How to Stake Tomatoes

staked tomato

From seed to harvest, tomatoes are included in my top ten favorite plants to grow. The seeds are easy to handle, and seedlings grow quickly with a high germination rate. All they ask of you is warm, fertile soil, the right amount of water, plenty of sun, and some sort of support structure to hold them relatively upright. There are so many different techniques for staking tomatoes; I have good success with the following method.

tomato seedlings

Materials needed:

  • 5 sturdy stakes per tomato, at least 5 feet tall

  • Stretchy garden tie

  • a ball of twine

tomato stakes and twine
  1. When your tomato plant is around 1 ft or more tall, preferably before it starts to fall over, tie it to a stake. Use any type of stretchy garden tie. Strips of old pantyhose work great as flexible garden ties.

  2. To make your tomato plant less susceptible to soil borne diseases and pests, prune off any leaves or whole branches that are touching the ground.
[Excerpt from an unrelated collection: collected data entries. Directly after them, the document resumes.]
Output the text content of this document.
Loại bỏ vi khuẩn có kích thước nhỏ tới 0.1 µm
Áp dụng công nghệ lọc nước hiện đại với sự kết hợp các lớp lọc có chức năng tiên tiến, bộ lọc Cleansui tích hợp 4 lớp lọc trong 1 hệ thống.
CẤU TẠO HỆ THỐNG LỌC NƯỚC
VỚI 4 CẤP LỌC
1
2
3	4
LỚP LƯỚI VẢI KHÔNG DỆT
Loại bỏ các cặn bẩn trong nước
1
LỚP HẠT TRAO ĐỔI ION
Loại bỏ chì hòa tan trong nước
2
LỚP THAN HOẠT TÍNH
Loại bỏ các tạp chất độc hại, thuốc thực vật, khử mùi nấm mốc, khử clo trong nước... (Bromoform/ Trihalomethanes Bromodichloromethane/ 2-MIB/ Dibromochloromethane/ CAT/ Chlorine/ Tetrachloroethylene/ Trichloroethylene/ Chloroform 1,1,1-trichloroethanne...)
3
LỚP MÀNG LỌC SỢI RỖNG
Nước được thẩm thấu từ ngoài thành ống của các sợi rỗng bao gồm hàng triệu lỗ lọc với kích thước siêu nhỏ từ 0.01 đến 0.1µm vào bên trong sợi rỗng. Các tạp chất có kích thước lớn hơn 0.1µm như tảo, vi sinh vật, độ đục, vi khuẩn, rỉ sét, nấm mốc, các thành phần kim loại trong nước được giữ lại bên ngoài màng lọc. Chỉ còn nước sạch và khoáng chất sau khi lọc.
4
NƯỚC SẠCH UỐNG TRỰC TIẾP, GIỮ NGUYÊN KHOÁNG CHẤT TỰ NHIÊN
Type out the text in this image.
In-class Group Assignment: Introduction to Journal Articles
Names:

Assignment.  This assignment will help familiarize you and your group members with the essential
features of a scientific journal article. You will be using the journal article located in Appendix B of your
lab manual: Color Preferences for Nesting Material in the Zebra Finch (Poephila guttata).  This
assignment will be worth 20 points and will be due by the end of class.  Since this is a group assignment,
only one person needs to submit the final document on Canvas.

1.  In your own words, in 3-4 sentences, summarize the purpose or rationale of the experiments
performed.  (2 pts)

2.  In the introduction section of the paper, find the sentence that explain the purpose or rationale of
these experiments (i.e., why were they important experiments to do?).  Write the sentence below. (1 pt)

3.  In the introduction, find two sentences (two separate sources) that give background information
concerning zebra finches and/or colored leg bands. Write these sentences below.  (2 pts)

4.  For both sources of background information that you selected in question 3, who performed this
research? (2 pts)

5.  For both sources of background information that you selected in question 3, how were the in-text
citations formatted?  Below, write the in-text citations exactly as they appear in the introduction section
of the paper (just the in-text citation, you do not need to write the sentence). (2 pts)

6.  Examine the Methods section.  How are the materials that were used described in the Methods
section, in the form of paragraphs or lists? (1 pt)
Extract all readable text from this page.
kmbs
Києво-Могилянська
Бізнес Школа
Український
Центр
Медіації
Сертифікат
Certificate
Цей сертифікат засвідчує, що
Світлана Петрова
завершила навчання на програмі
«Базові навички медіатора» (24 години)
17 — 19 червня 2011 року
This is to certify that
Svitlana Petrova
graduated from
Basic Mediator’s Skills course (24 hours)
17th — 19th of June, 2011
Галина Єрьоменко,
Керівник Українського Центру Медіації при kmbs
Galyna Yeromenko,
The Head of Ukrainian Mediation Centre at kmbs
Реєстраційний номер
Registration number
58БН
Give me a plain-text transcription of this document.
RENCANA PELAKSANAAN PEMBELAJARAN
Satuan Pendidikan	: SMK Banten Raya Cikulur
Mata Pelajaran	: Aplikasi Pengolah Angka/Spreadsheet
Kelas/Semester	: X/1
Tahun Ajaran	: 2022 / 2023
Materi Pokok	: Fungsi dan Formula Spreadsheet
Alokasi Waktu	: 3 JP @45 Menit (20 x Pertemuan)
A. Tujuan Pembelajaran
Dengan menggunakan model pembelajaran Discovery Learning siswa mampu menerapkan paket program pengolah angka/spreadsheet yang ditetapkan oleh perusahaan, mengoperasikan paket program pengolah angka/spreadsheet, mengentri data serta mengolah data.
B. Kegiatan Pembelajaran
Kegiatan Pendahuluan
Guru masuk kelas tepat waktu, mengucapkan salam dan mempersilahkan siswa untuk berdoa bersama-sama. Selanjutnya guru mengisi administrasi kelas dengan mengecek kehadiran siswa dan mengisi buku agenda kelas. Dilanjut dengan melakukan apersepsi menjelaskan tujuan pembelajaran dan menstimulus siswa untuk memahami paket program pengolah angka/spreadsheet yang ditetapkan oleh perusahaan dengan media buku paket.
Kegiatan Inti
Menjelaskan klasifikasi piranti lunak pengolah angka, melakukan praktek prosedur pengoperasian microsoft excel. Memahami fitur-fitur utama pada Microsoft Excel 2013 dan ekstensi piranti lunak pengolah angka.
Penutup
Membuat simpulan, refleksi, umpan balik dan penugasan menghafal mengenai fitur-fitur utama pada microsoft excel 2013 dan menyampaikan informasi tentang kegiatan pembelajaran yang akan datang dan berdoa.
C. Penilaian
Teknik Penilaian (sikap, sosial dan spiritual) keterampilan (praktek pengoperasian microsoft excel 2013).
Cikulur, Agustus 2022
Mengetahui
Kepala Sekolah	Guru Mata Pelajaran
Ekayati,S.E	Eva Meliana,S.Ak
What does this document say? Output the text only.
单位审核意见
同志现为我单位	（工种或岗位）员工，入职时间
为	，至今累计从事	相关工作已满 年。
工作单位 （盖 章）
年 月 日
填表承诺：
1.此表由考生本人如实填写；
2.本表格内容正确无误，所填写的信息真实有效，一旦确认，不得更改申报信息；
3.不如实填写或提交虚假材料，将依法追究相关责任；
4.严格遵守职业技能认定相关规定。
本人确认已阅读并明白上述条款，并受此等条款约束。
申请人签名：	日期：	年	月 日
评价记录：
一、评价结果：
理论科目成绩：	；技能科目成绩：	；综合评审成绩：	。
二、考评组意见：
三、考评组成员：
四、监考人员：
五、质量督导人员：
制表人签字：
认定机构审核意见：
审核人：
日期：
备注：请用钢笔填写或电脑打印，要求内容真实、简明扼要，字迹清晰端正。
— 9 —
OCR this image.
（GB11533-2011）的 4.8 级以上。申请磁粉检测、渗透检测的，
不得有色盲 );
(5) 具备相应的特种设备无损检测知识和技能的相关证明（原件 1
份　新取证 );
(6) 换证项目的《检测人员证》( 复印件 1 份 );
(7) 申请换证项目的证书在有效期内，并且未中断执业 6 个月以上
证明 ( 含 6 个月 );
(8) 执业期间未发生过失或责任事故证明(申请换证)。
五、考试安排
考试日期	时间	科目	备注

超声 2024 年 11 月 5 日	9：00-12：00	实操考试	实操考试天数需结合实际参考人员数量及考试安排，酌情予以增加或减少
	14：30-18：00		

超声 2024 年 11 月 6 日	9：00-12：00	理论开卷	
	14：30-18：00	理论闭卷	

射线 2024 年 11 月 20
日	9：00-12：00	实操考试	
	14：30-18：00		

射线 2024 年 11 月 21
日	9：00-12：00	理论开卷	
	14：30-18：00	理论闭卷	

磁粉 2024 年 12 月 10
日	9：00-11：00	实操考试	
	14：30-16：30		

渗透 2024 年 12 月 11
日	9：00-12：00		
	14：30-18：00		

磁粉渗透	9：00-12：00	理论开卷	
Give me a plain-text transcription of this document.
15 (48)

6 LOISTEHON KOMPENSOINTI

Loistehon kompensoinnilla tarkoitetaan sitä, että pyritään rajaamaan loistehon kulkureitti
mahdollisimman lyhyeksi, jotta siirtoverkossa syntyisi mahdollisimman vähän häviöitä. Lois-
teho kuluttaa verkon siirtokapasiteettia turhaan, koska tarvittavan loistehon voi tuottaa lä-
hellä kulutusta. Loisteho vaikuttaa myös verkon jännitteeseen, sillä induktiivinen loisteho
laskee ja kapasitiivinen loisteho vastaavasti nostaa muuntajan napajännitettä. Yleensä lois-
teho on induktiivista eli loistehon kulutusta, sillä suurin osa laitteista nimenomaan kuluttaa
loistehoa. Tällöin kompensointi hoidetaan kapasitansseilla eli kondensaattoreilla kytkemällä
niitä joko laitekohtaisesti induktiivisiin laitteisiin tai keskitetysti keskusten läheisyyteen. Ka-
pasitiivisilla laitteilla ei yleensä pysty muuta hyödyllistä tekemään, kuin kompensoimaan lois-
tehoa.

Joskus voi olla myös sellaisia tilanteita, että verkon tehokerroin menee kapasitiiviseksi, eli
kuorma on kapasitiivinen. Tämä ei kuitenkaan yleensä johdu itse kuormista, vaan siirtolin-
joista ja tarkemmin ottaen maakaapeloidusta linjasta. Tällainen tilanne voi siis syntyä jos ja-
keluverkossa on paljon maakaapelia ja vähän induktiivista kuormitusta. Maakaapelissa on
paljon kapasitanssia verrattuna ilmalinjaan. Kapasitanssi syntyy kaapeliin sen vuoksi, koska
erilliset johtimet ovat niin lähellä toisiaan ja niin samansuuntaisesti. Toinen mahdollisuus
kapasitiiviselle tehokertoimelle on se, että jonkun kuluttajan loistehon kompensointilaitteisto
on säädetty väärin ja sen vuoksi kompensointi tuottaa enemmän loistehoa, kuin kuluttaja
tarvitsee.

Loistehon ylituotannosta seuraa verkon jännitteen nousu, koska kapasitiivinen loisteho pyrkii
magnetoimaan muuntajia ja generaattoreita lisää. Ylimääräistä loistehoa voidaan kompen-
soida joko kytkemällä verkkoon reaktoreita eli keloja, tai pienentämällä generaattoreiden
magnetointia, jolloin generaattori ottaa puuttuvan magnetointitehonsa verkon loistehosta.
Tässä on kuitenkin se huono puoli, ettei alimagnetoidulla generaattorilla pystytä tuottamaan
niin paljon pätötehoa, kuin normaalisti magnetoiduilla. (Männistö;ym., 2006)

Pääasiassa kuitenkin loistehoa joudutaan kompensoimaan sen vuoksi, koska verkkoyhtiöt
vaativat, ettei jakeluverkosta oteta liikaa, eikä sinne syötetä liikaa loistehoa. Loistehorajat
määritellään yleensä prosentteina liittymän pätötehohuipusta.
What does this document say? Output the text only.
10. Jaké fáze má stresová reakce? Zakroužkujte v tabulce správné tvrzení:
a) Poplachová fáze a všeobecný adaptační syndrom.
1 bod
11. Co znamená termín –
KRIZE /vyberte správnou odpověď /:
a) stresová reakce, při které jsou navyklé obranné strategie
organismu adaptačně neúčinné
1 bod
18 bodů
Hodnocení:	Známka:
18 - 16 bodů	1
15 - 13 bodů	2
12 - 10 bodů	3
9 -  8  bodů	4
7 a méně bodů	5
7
Use sharp, clean garden shears.

  3. Make a 2-foot square around your tomato plant with the remaining 4 stakes.

  4. Wrap twine around the square, bottom to top, leaving space enough to reach in and harvest the tomatoes in the center of the square. As branches grow, you can tuck them inside the twine, but be sure to leave the growing tip facing out.

If you are growing multiple tomato plants in a row, you can alter this method to create rectangles of stakes and twine around two or more plants.

If you are growing lower-growing tomatoes like sauce tomatoes, you may use much shorter stakes.

Tomato-growing tips, advice, and surefire techniques are plentiful and can be quite unusual, including the use of fish heads in your planting hole, red plastic mulch, and strips of old pantyhose for garden ties. If your family has been growing tomatoes for generations like mine, I am sure you have your own tomato-growing tricks that have been handed down through the years.